Home Nasional Birokrasi sehat Berbasis Online

Birokrasi sehat Berbasis Online

Layanan publik bisa efektif dan efisien dengan sentuhan teknologi informasi. Sistem pemerintahan berbasis elektronik yang terbuka mencegah potensi munculnya tindak pidana korupsi.

 

Jakarta, GATRAreview.com - Di awal pemerintahannya, Presiden Jokowi mengungkapkan cita-cita besar mewujudkan pemerintah yang terbuka. Tidak hanya memulai dari hal mendasar, seperti mengubah karakter, mental, dan pola pikir di kalangan birokrasi pemerintah dan badan publik, melainkan juga mereformasi sistem dan pola kerja.

Lahirlah kemudian Undang Undang Nomor 5 Tahun 2014 tentang Aparatur Sipil Negara (ASN). Salah satu semangatnya, yang juga menjadi bahasan yang ramai diperbincangkan saat ini, yakni terkait dengan perampingan jabatan birokrasi pemerintahan. Tujuannya tentu agar birokrasi dengan asas terbuka bisa lebih cepat, dan efektif.

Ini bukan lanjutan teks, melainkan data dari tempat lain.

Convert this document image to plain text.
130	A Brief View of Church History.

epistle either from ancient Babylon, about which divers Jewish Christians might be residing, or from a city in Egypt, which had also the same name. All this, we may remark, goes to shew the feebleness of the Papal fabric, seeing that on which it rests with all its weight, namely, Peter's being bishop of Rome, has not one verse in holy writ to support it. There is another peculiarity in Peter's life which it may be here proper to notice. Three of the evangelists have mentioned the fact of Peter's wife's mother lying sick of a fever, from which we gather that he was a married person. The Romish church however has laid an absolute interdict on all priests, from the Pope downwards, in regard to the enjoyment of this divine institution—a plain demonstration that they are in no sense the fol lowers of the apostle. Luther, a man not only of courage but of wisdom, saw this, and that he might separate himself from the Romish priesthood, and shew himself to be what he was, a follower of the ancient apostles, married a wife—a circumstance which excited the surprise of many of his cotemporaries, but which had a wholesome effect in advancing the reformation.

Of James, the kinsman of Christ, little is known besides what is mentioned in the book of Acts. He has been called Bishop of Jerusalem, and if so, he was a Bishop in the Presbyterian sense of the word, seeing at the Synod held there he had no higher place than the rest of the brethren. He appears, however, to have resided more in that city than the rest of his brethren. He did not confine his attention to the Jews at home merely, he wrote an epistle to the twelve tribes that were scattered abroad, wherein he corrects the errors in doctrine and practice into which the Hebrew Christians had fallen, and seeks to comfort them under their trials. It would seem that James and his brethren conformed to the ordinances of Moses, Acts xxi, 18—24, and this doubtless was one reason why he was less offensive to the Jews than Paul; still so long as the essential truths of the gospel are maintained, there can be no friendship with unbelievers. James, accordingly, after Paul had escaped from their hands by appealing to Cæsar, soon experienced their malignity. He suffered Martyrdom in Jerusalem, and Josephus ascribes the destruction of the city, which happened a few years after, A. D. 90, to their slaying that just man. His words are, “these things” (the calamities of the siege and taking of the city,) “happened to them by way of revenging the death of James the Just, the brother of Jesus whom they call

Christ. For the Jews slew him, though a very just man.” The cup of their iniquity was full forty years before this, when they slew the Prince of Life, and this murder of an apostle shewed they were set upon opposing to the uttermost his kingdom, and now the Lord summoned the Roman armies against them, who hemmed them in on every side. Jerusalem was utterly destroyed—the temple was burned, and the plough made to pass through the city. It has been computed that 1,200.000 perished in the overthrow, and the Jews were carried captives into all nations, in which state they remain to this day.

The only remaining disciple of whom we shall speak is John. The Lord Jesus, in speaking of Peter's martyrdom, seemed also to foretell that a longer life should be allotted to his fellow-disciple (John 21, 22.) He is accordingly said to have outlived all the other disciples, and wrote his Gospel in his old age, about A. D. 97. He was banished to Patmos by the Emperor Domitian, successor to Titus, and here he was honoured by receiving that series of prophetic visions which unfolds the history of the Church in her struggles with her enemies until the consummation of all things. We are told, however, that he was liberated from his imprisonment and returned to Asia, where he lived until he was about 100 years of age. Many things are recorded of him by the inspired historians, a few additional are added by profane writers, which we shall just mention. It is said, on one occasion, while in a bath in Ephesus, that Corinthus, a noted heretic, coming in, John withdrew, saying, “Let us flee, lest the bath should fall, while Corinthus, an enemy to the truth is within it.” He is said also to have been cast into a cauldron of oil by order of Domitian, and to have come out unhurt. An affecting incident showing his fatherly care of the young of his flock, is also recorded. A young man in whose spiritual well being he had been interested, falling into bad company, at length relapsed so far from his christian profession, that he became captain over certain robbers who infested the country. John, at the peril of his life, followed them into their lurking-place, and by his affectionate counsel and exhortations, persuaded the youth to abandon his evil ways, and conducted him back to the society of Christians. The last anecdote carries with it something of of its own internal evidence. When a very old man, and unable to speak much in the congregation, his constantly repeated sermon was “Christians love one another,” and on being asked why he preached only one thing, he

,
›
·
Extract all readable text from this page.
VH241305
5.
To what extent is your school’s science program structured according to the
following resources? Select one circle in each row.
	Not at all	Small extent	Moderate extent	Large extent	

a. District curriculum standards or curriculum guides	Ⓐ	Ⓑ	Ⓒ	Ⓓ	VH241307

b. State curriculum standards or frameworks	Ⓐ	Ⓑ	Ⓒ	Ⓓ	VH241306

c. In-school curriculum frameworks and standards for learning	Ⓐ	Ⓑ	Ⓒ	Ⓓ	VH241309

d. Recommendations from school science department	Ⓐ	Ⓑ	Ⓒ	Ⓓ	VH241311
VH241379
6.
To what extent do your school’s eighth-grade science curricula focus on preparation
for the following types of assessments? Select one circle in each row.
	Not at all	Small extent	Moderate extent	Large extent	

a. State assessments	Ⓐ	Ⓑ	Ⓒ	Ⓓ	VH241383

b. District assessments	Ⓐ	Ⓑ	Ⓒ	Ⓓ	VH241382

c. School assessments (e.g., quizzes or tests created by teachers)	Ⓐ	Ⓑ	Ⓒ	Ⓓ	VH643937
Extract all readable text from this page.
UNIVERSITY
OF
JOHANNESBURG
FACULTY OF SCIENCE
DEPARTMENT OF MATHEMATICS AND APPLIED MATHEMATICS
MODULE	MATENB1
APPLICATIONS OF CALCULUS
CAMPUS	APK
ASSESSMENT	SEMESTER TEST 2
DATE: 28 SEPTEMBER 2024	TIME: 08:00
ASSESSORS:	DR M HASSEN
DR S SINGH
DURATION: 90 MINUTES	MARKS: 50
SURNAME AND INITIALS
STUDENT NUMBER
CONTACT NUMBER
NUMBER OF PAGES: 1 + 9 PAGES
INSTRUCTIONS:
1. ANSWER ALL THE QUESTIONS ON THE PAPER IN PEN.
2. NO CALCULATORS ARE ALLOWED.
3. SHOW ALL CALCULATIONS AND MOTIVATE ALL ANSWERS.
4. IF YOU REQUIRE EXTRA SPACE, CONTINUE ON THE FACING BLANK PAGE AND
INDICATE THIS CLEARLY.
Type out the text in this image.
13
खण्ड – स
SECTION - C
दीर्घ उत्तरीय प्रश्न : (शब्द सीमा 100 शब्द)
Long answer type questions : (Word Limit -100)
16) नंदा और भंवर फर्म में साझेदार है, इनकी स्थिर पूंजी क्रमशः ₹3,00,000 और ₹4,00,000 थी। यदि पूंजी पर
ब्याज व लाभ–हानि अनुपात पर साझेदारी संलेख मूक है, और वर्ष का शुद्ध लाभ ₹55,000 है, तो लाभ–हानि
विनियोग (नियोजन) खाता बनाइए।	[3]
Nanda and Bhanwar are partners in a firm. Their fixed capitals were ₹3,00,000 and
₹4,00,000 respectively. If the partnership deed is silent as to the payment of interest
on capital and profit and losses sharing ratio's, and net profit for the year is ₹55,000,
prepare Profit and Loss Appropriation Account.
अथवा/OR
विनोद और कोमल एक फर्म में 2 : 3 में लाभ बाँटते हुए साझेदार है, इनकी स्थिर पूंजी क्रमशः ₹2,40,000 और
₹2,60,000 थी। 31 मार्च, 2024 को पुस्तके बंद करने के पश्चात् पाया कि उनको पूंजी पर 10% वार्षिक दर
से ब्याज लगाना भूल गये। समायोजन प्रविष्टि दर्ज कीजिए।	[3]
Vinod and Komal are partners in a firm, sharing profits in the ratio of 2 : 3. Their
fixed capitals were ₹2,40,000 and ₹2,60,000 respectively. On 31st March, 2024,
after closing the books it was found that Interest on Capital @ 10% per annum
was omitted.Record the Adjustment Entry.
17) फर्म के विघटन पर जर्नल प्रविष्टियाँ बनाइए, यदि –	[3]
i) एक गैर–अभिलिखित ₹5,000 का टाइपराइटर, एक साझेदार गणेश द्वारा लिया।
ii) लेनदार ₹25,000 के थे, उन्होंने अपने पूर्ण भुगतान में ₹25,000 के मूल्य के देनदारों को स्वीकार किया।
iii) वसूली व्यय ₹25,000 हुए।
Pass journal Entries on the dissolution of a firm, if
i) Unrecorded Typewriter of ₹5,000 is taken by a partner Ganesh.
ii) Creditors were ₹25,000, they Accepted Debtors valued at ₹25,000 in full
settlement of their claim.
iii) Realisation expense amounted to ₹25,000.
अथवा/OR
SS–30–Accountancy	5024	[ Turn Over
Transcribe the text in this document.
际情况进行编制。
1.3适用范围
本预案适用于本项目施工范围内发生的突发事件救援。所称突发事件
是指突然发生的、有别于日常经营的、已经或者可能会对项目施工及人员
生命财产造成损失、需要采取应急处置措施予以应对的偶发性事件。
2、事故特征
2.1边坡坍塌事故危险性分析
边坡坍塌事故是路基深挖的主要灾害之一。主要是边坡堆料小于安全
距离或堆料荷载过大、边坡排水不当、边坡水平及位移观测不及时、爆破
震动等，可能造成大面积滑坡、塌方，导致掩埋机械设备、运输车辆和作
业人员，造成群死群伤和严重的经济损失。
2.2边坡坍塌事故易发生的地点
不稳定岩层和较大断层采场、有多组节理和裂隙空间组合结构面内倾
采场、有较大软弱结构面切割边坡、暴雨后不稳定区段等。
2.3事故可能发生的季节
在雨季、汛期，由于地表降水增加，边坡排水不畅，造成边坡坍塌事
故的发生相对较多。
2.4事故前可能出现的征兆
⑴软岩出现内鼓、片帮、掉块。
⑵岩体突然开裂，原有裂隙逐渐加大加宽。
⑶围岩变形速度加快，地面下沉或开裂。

Salah satu teknisnya, menurut Presiden, dengan cara menerapkan sistem pemerintahan elektronik atau e-government dari e-budgeting, e-procurement, e-audit, e-catalog, sampai cashflow management system. Melalui sistem pemerintahan elektronik yang terbuka, rakyat bisa mengakses dokumen pemerintah, termasuk anggaran publik. ’’Negara-cepat, akan menguasai negara-lambat. Kita harus merespons. Bisa dilakukan kalau e-government kita terkoneksi dari pusat ke provinsi, sehingga daerah online semua. Pemerintah menjadi sangat efektif,’’ kata Jokowi.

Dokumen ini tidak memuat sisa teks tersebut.